The group concluded that if Potter had knowledge of a failure to file a filing required under Hogwarts’ CDA the same was material and must be disclosed at or before the time of trade to their retail and non-SMMP investors.
The group turned to the second potential exposure — “is Potter’s decision not to bid the Hogwarts’ new issue due to poor disclosure history and lack of confidence in Hogwarts’ ability to comply prospectively material information?”
Several in the group took the view that the decision not to underwrite due to poor disclosure history and lack of confidence in Hogwarts’ ability to comply with their obligations was material while other participants voiced skepticism. The group, however, agreed that, given the heightened focus on protection of the retail investor and meeting disclosure obligations, it would be prudent to treat this information as material.
Is Potter required to disclose to retail and non-SMMP investors this “material information” it learned by participating in the underwriting of Hogwarts?
Returning to G-47 and the Supplementary Material:
Processes and Procedures.

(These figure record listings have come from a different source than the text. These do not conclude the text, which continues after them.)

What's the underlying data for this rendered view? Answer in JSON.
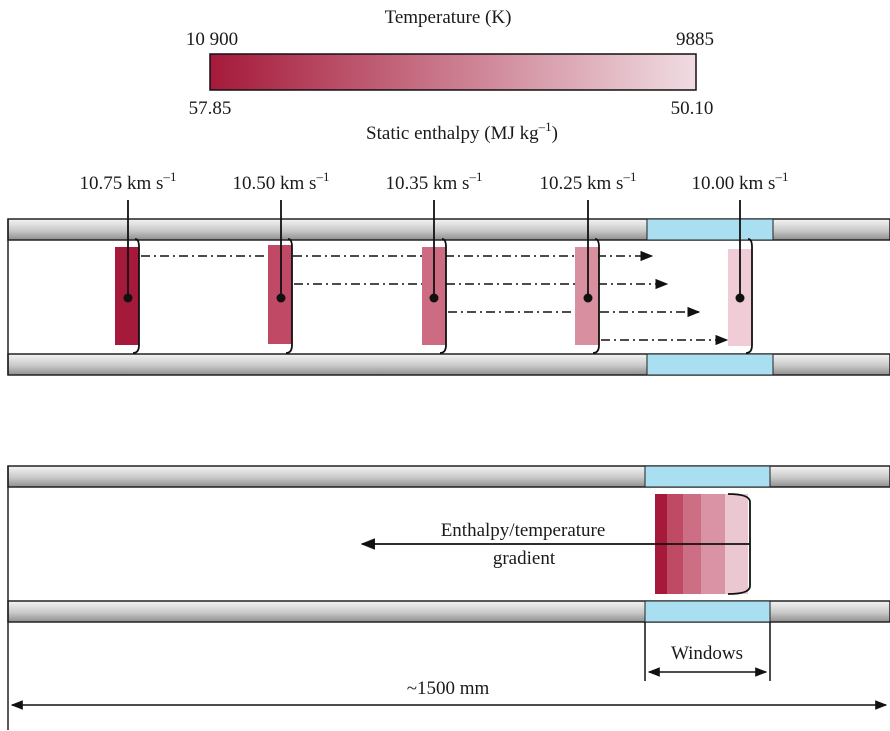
{
  "colors": {
    "hot": "#a51a3a",
    "cold": "#f0dce2",
    "window": "#a9dff0",
    "tube_light": "#f2f2f2",
    "tube_dark": "#9a9a9a"
  },
  "colorbar": {
    "title": "Temperature (K)",
    "temp_max": "10 900",
    "temp_min": "9885",
    "enthalpy_max": "57.85",
    "enthalpy_min": "50.10",
    "subtitle_prefix": "Static enthalpy (MJ kg",
    "subtitle_sup": "–1",
    "subtitle_suffix": ")"
  },
  "velocities": [
    {
      "value": "10.75 km s",
      "sup": "–1",
      "color": "#a51a3a"
    },
    {
      "value": "10.50 km s",
      "sup": "–1",
      "color": "#c04a65"
    },
    {
      "value": "10.35 km s",
      "sup": "–1",
      "color": "#cc6b82"
    },
    {
      "value": "10.25 km s",
      "sup": "–1",
      "color": "#d890a1"
    },
    {
      "value": "10.00 km s",
      "sup": "–1",
      "color": "#efccd6"
    }
  ],
  "gradient_slices": [
    "#a51a3a",
    "#bf4a63",
    "#cc6e84",
    "#d993a4",
    "#ebc7d1"
  ],
  "gradient_label_line1": "Enthalpy/temperature",
  "gradient_label_line2": "gradient",
  "windows_label": "Windows",
  "length_label": "~1500 mm"
}
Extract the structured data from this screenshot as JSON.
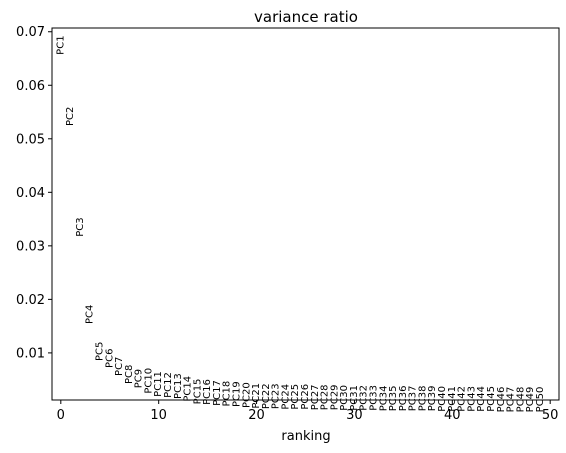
{
  "chart_data": {
    "type": "scatter",
    "title": "variance ratio",
    "xlabel": "ranking",
    "ylabel": "",
    "xlim": [
      -0.9,
      50.9
    ],
    "ylim": [
      0.0012,
      0.0707
    ],
    "xticks": [
      0,
      10,
      20,
      30,
      40,
      50
    ],
    "yticks": [
      0.01,
      0.02,
      0.03,
      0.04,
      0.05,
      0.06,
      0.07
    ],
    "ytick_labels": [
      "0.01",
      "0.02",
      "0.03",
      "0.04",
      "0.05",
      "0.06",
      "0.07"
    ],
    "grid": false,
    "marker": "text-label-only",
    "points": [
      {
        "label": "PC1",
        "x": 0,
        "y": 0.0675
      },
      {
        "label": "PC2",
        "x": 1,
        "y": 0.0542
      },
      {
        "label": "PC3",
        "x": 2,
        "y": 0.0335
      },
      {
        "label": "PC4",
        "x": 3,
        "y": 0.0172
      },
      {
        "label": "PC5",
        "x": 4,
        "y": 0.0103
      },
      {
        "label": "PC6",
        "x": 5,
        "y": 0.009
      },
      {
        "label": "PC7",
        "x": 6,
        "y": 0.0075
      },
      {
        "label": "PC8",
        "x": 7,
        "y": 0.006
      },
      {
        "label": "PC9",
        "x": 8,
        "y": 0.0052
      },
      {
        "label": "PC10",
        "x": 9,
        "y": 0.0048
      },
      {
        "label": "PC11",
        "x": 10,
        "y": 0.0042
      },
      {
        "label": "PC12",
        "x": 11,
        "y": 0.004
      },
      {
        "label": "PC13",
        "x": 12,
        "y": 0.0038
      },
      {
        "label": "PC14",
        "x": 13,
        "y": 0.0033
      },
      {
        "label": "PC15",
        "x": 14,
        "y": 0.0028
      },
      {
        "label": "PC16",
        "x": 15,
        "y": 0.0027
      },
      {
        "label": "PC17",
        "x": 16,
        "y": 0.0025
      },
      {
        "label": "PC18",
        "x": 17,
        "y": 0.0024
      },
      {
        "label": "PC19",
        "x": 18,
        "y": 0.0023
      },
      {
        "label": "PC20",
        "x": 19,
        "y": 0.0021
      },
      {
        "label": "PC21",
        "x": 20,
        "y": 0.002
      },
      {
        "label": "PC22",
        "x": 21,
        "y": 0.0019
      },
      {
        "label": "PC23",
        "x": 22,
        "y": 0.0019
      },
      {
        "label": "PC24",
        "x": 23,
        "y": 0.0018
      },
      {
        "label": "PC25",
        "x": 24,
        "y": 0.0018
      },
      {
        "label": "PC26",
        "x": 25,
        "y": 0.0018
      },
      {
        "label": "PC27",
        "x": 26,
        "y": 0.0017
      },
      {
        "label": "PC28",
        "x": 27,
        "y": 0.0017
      },
      {
        "label": "PC29",
        "x": 28,
        "y": 0.0017
      },
      {
        "label": "PC30",
        "x": 29,
        "y": 0.0016
      },
      {
        "label": "PC31",
        "x": 30,
        "y": 0.0016
      },
      {
        "label": "PC32",
        "x": 31,
        "y": 0.0016
      },
      {
        "label": "PC33",
        "x": 32,
        "y": 0.0016
      },
      {
        "label": "PC34",
        "x": 33,
        "y": 0.0015
      },
      {
        "label": "PC35",
        "x": 34,
        "y": 0.0015
      },
      {
        "label": "PC36",
        "x": 35,
        "y": 0.0015
      },
      {
        "label": "PC37",
        "x": 36,
        "y": 0.0015
      },
      {
        "label": "PC38",
        "x": 37,
        "y": 0.0015
      },
      {
        "label": "PC39",
        "x": 38,
        "y": 0.0015
      },
      {
        "label": "PC40",
        "x": 39,
        "y": 0.0014
      },
      {
        "label": "PC41",
        "x": 40,
        "y": 0.0014
      },
      {
        "label": "PC42",
        "x": 41,
        "y": 0.0014
      },
      {
        "label": "PC43",
        "x": 42,
        "y": 0.0014
      },
      {
        "label": "PC44",
        "x": 43,
        "y": 0.0014
      },
      {
        "label": "PC45",
        "x": 44,
        "y": 0.0014
      },
      {
        "label": "PC46",
        "x": 45,
        "y": 0.0013
      },
      {
        "label": "PC47",
        "x": 46,
        "y": 0.0013
      },
      {
        "label": "PC48",
        "x": 47,
        "y": 0.0013
      },
      {
        "label": "PC49",
        "x": 48,
        "y": 0.0013
      },
      {
        "label": "PC50",
        "x": 49,
        "y": 0.0013
      }
    ]
  }
}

Brokers, dealers, and municipal securities dealers must implement processes and procedures reasonably designed to ensure that material information regarding municipal securities is disseminated to registered representatives who are engaged in sales to and purchases from a customer. MSRB Rule G-47, Supplementary Material .04. (Emphasis Supplied)
In our example, Potter (the broker-dealer) is aware of material information. The Supplementary Material to G-47 makes clear that it needs to have procedures reasonably designed to ensure that the material information gets to their registered representatives. Potter’s registered representatives, must ensure they disclose the same to the retail and non-SMMP investor.
Our discussion turned to how one ensures that information a firm learns during its underwriting of a new issue is properly identified and communicated internally to meet its obligation to disclose material information at or before the time of trade to retail and non-SMMP investors. A discussion ensued about technology that enables this task to be accomplished easily during the underwriting process whereby the underwriter’s observations and conclusions can be easily tagged to all outstanding bonds for that issuer thereby ensuring the “material information” is disseminated to the registered representative for their communication to the retail and non-SMMP investor.
For broker dealers engaged in the purchase and sale of municipal securities from/to retail and non-SMMP clients, the question is “are they aware of all of the material information about the bond that is reasonably accessible and in the hands of their firm?” In this regard, the heightened focus on protection of the retail investor and disclosure overall may present an additional requirement for broker-dealers that many have not considered – the disclosure of what your underwriter concludes regarding an issuer’s compliance with prior continuing disclosure obligations and their assessment of whether that issuer will comply prospectively.
Based on discussions with market participants, the above issue may be an exposure for many broker-dealers. We encourage you to review existing policies and procedures around disclosure to contemplate how to address this scenario. While new regulations and the enforcement of new and existing rules and regulations have created a burden on many, the use of technology can be an efficient solution.